There are four (4) different XML parsers in the standard library. Yet none of them should be used for untrusted input. Instead, the third-party lxml module (based on the libxml2 C library) is probably a good starting point.

Let's talk about cryptography. I think this is something that should either be deliberately excluded from the stdlib (like Rust does), or that should provide a good interface with modern algorithm choices. Since Python wants to include things like HTTP(S) clients, it must also ship with various cryptographic routines.

There are three cryptography-relevant modules: secrets, hashlib, and hmac.

The secrets module generates strong random numbers (think urandom()). This module is modern and good.

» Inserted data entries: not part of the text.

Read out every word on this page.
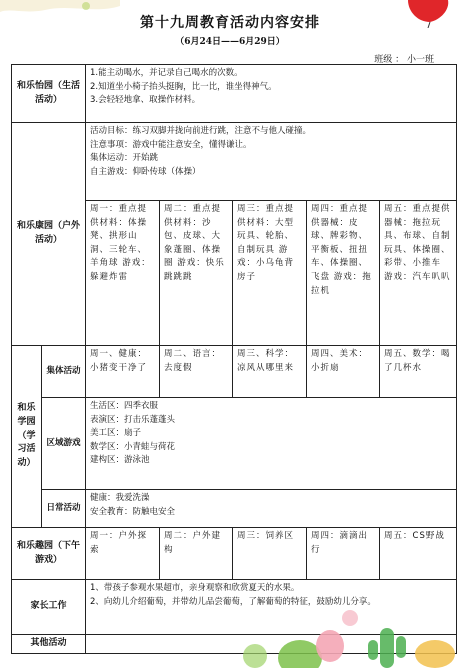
第十九周教育活动内容安排
（6月24日——6月29日）
班级 ： 小一班
和乐怡园（生活活动）		1.能主动喝水，并记录自己喝水的次数。
2.知道坐小椅子抬头挺胸，比一比，谁坐得神气。
3.会轻轻地拿、取操作材料。				

和乐康园（户外活动）		活动目标：练习双脚并拢向前进行跳，注意不与他人碰撞。
注意事项：游戏中能注意安全，懂得谦让。
集体运动：开始跳
自主游戏：仰卧传球（体操）				

		周一：重点提供材料：体操凳、拱形山洞、三轮车、羊角球 游戏：躲避炸雷	周二：重点提供材料：沙包、皮球、大象蓬圈、体操圈 游戏：快乐跳跳跳	周三：重点提供材料：大型玩具、轮胎、自制玩具 游戏：小乌龟背房子	周四：重点提供器械：皮球、牌彩物、平衡板、扭扭车、体操圈、飞盘 游戏：拖拉机	周五：重点提供器械：拖拉玩具、布球、自制玩具、体操圈、彩带、小推车 游戏：汽车叭叭

和乐学园（学习活动）	集体活动	周一、健康：小猪变干净了	周二、语言：去度假	周三、科学：凉风从哪里来	周四、美术：小折扇	周五、数学：喝了几杯水

	区域游戏	生活区：四季衣服
表演区：打击乐蓬蓬头
美工区：扇子
数学区：小青蛙与荷花
建构区：游泳池				

	日常活动	健康：我爱洗澡
安全教育：防触电安全				

和乐趣园（下午游戏）		周一：户外探索	周二：户外建构	周三：饲养区	周四：滴滴出行	周五：CS野战

家长工作		1、带孩子参观水果超市，亲身观察和欣赏夏天的水果。
2、向幼儿介绍葡萄，并带幼儿品尝葡萄，了解葡萄的特征，鼓励幼儿分享。				

其他活动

hmac is a wrapper around hashlib.

The hashlib module does contain relevant algorithms, though it's docs are fairly confusing:

  • ancient stuff like MD5
  • SHA 1/2/3 algorithms
  • SHAKE extensible hashes
  • BLAKE2
  • possibly others depending on OpenSSL
  • key derivation with PBKDF2 and Scrypt, but only with low-level interfaces that cannot be used by amateurs

Notably missing:

  • other cryptography primitives, like AES encryption
  • other modern hashes like BLAKE3, Poly1305
  • state of the art KDFs like Argon2
  • creating and validating signatures
  • high-level interfaces that can be used by amateurs

There is an ssl module that has to perform some of the above things in order to support HTTPS connections, but quite reasonably ssl only exposes high-level protocol wrappers and not low-level OpenSSL routines.

Instead of the standard library, Python devs will probably use the third-party cryptography module. It contains a curated list of relevant algorithms, provided by OpenSSL. The library is very well designed. However, the module controversially includes Rust components, which limits is cross-platform support.